Thank you very much.


----------



## Steve509 (Jun 3, 2020)

This looks nice. Are you shipping currently?


----------



## Link_OH (May 28, 2020)

Does this fare well for broadheads too or meant only for field points? Also how much are replacement sections?


----------



## archerace7 (Jun 3, 2004)

We will be soon, by July 1st at the latest


----------



## archerace7 (Jun 3, 2004)

It will not work at all for broadheads, the inner "bag" cores will take years of shooting before you would have to replace one, they can be rotated, in order to make the last, the outer foam core, is 39.95 including shipping, but will take thousands of shots before needing to be replaced, it's main function is to hold the arrows straight, and to give you something to pin your target face too. 

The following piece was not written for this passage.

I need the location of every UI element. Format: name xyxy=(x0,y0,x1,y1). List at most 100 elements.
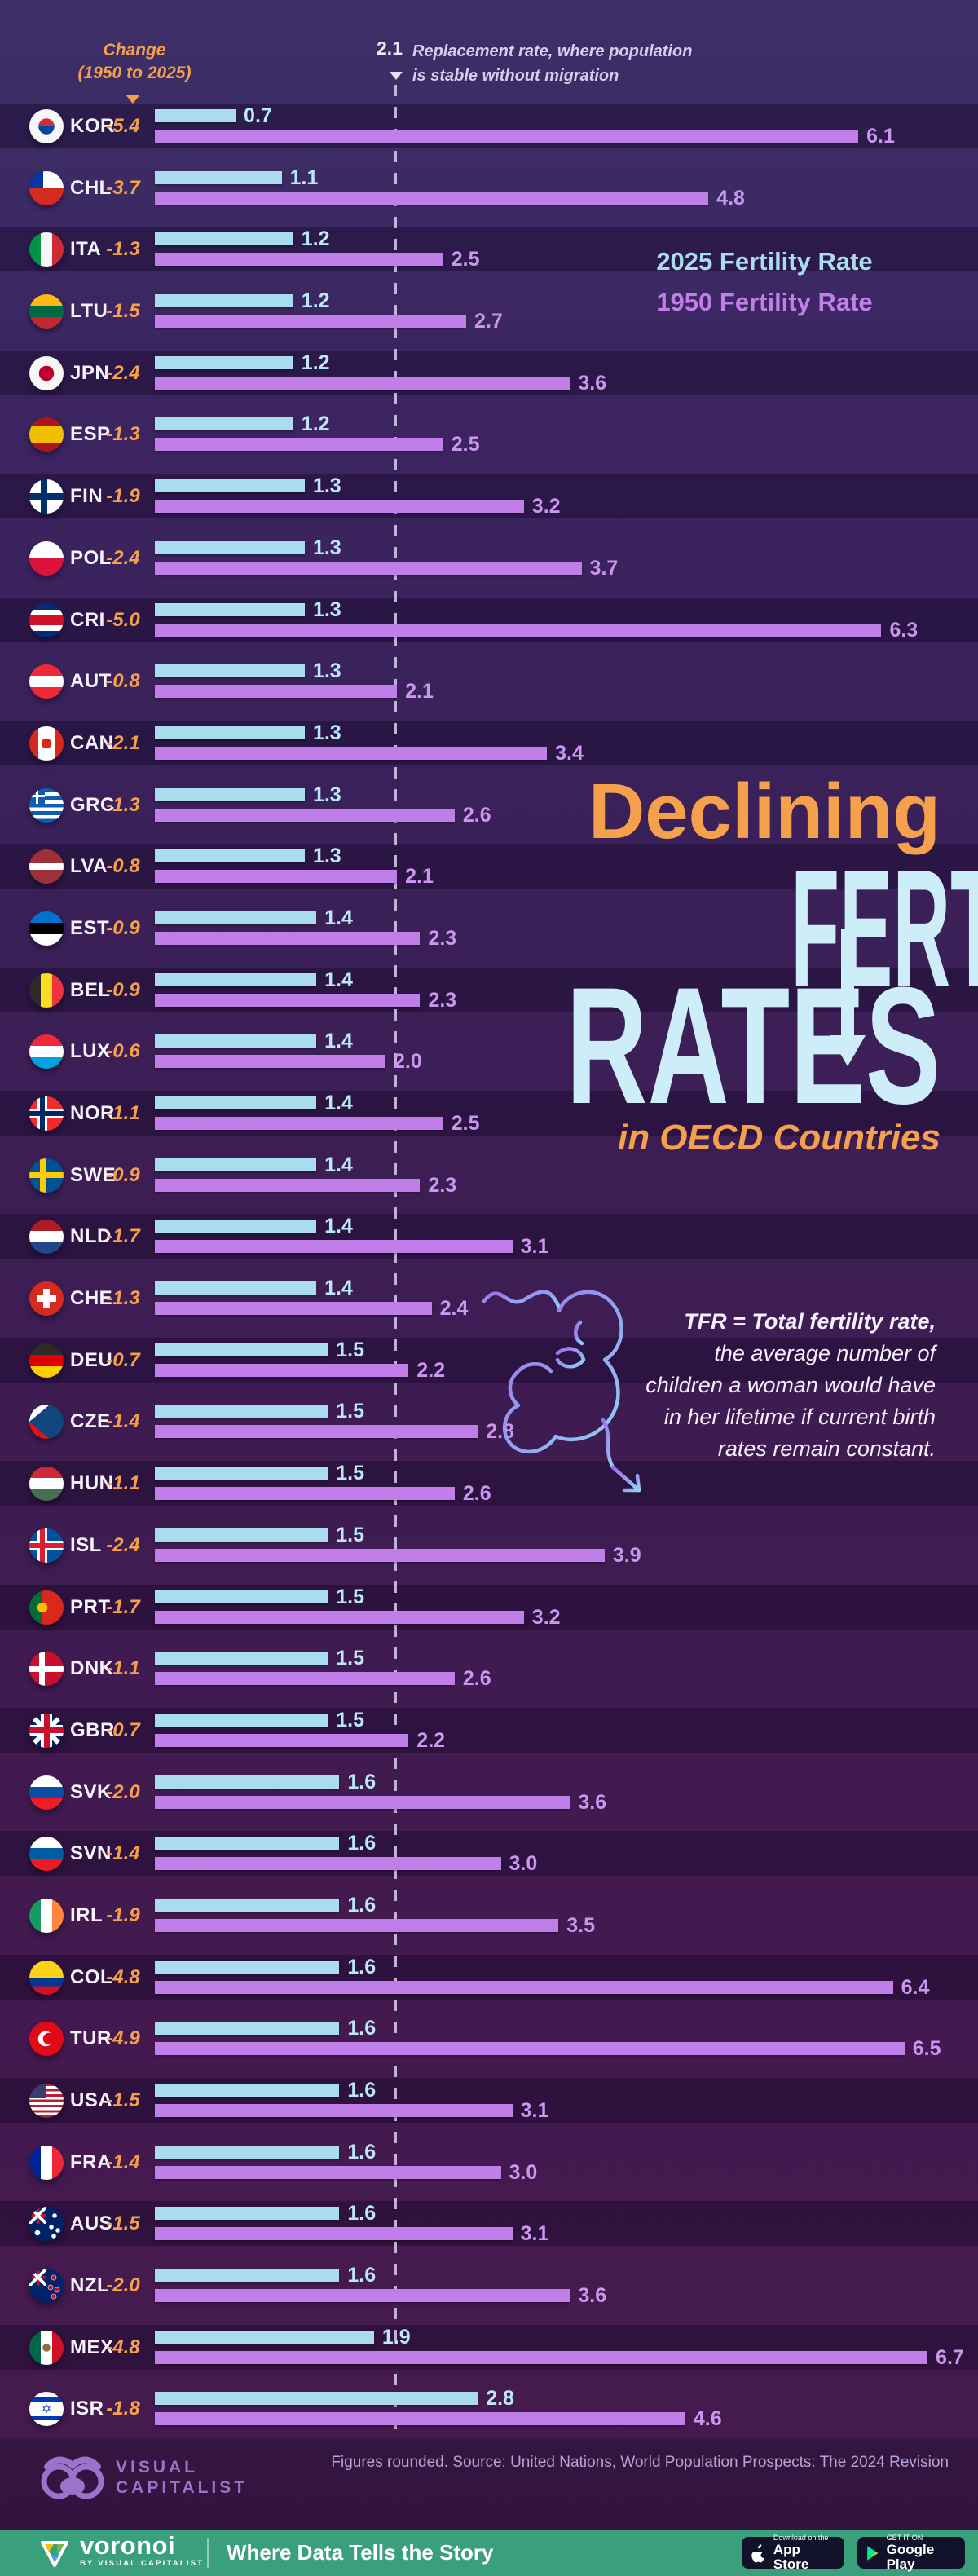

If you are looking for a broadhead target, I would suggest looking at our beast line. 

http://www.archerytargets.com/camera-photo


----------



## SCSTUCK (May 10, 2020)

Good looking target.


----------



## m1189jd (Jun 2, 2020)

This is a great idea and seems to be a well made target. Some friends and I have been doing this with our targets that we have been shooting, although a lot less official!


----------



## GetBent207 (Jul 24, 2017)

Looks like I may be due for an upgrade


----------